Cette activité a eu son point de départ en Allemagne, dont l’essor économique date du lendemain de ses victoires de 1870 : la métallurgie, et à côté d’elles une foule d’autres industries, y ont prospéré[1]. Elle travaille au maximum, c’est-à-dire qu’elle cherche à produire le plus qu’elle peut, et qu’elle trouverait à vendre davantage si elle pouvait forcer sa production, qui a dépassé 7 millions de tonnes de fonte pour l’année 1898. C’est surtout le coke qui lui manque, bien qu’elle en ait produit plus de 7 millions de tonnes en 1898 dans le seul district de Dortmund, et que plus de 500 fours à coke nouveaux soient en construction, qui d’ici à un an livreront 120 000 tonnes.
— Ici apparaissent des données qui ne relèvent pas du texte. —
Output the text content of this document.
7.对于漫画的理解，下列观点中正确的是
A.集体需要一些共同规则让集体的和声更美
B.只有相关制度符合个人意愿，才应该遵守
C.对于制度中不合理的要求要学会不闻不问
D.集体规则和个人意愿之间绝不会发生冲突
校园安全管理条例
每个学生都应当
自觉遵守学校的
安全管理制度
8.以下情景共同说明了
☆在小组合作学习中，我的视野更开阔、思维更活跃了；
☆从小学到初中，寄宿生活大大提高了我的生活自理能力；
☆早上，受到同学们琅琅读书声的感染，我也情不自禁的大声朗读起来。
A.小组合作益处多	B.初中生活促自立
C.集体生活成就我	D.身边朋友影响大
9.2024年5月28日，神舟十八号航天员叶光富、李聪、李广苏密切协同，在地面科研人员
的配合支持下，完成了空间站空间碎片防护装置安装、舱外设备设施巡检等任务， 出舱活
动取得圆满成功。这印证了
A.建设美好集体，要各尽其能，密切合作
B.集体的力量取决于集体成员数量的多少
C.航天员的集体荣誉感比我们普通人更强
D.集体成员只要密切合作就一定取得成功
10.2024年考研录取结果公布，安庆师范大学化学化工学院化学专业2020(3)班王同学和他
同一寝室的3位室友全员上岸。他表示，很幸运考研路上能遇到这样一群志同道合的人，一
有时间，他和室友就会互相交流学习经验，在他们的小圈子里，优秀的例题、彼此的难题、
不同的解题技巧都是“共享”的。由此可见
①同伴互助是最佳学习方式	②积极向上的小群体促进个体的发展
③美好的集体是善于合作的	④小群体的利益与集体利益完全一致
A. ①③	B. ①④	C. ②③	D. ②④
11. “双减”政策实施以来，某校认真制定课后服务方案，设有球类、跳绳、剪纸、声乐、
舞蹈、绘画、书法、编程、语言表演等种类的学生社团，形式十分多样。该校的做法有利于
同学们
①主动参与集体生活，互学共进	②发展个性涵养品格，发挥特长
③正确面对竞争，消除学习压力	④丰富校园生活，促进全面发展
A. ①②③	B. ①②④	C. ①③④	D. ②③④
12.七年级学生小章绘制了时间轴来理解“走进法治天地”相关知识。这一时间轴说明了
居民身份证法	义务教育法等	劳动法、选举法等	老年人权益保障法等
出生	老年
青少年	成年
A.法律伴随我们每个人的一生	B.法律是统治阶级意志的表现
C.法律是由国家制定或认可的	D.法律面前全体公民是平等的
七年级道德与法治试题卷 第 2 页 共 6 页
Les charbonnages rhénans ne peuvent augmenter brusquement leur extraction ; ils manquent à cet effet d’ouvriers : ceux qu’ils pourraient faire venir de la Pologne, ne sachant généralement pas lire et écrire l’allemand, ne sont pas admis par l’administration : il faudrait aussi, en maints endroits, construire des habitations ouvrières. La hausse des salaires a pour effet de diminuer le travail des mineurs, qui, une fois une certaine somme gagnée, cessent l’abatage. En tout cas, pour augmenter la production, qui a été en 1898 de 44 millions de tonnes de charbon, il faut foncer de nouveaux puits, faire des traçages, des développemens, qui sont l’œuvre de mois et même d’années. Cette demande urgente de charbons est d’autant plus remarquable que les deux derniers hivers ont été très doux. Le syndicat allemand des cokes a fait des ventes à prix fermes jusqu’à la fin de 1900. Le syndicat de la fonte a dû réduire les ordres conditionnels qu’il avait acceptés pour le second semestre 1899, en fer puddlé et en fer aciéreux. De nouveaux

  1. Voyez dans la Revue du 15 février 1898 notre étude sur L’Industrie allemande.